Third, why stop at S. enterica? They even mention in their discussion that not all the symptoms described fit with modern-day typhoid fever. This could mean that it simply presented differently back then (due to changes in the bacterium and/or the host population), or it could mean that the plague wasn’t caused by a single agent. It’s likely that this S. enterica (or S. enterica-related) organism played some role; it was found in all three of the teeth examined (taken from 3 different individuals). Suggestive, but not conclusive that this was the only cause. In their Table 1, they list 31 different “theories on the cause of the Plague of Athens.” Some–such as scurvy–aren’t infectious agents. Others, such as sweating sickness, don’t have a known organism associated with them–they’re also mysteries. Still, many of the remaining hypothesized causes could have been tested in the same manner they tested the other 6 agents. If they’d all been negative (and again, positive controls would be a good thing), that would be more convincing.
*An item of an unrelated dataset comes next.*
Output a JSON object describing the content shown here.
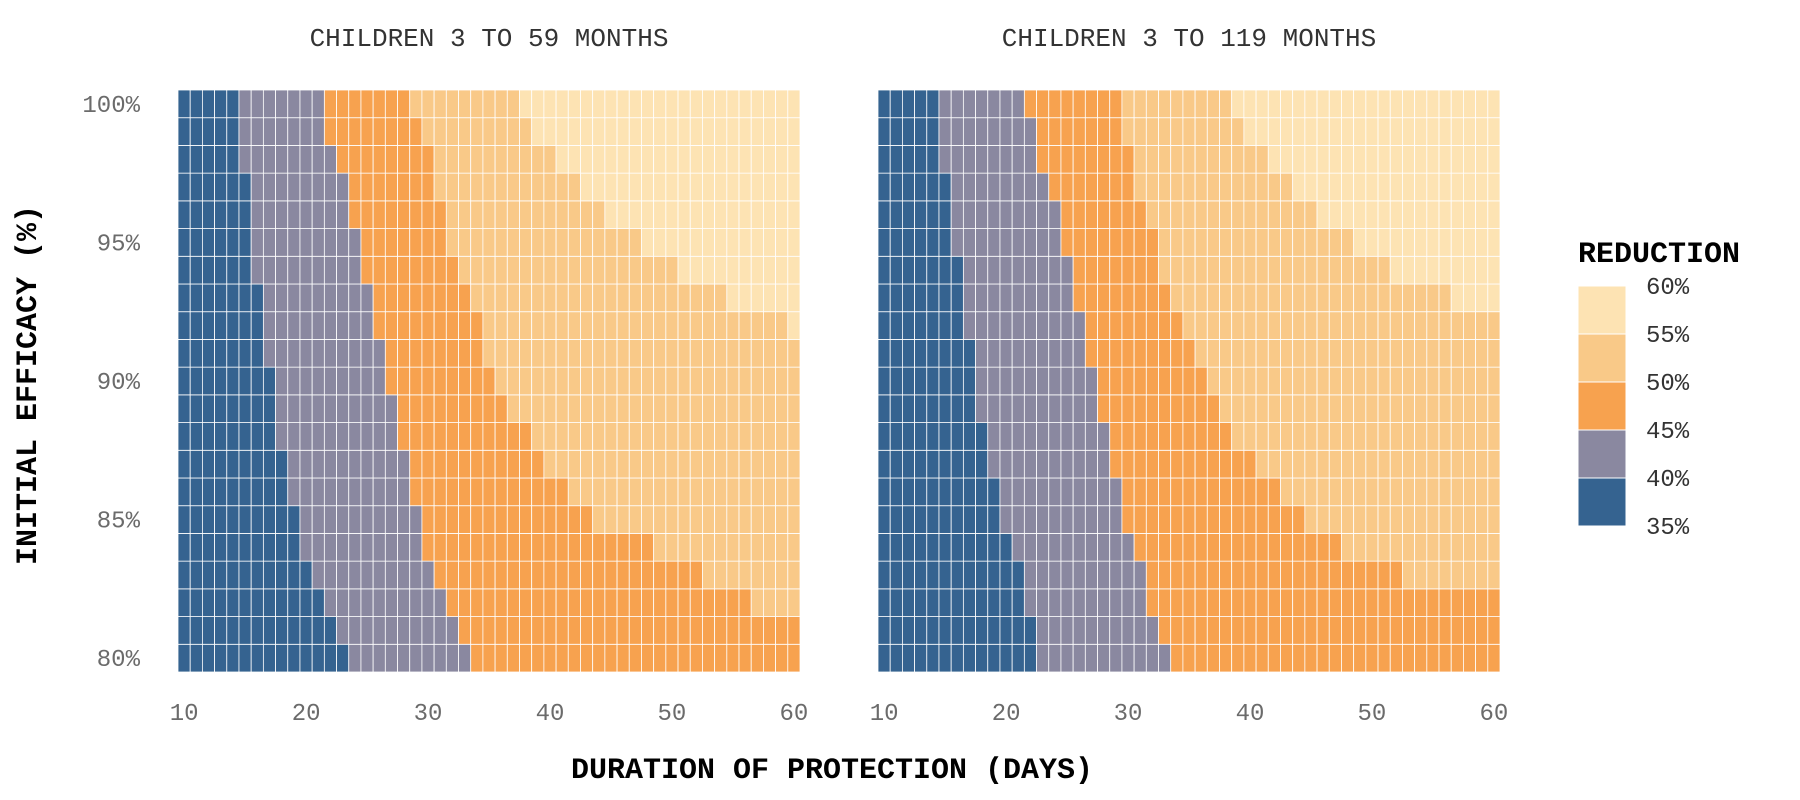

Finally, limited number of samples. Even with ~150 individuals in the grave, though, this isn’t as easy as it sounds. The teeth need to be in good shape so as to avoid contamination with contemporary bacteria (including bacteria from the soil they were buried in). They do conclude that further investigation of DNA material from the grave is needed, so I’d assume they’re planning to do this.
All in all, a very intriguing study. It’s amazing what can be done with a little bit of tissue, a thermocycler, and a DNA sequence. As far as me being wrong, don’t expect me to own up to that very often. But I’m in good company, at least. In America’s Forgotten Pandemic by Alfred Crosby (discussing the 1918 influenza pandemic), he states:
It has been the dream of scientists working on influenza for over a half century to somehow obtain specimens of the virus of Spanish influenza, but only something as unlikely as a time capsule could provide them.
Jeffery Taubenberger et al. found that unlikely “time capsule” in the form of archived tissue samples and frozen lungs, just waiting for the right techniques to allow them to share their viral gold mine. Likewise, these samples from Athens are a wonderful time capsule that permit us to reach back into the past, and investigate an epidemic that I thought we’d never have access to just a month ago. Amazing stuff.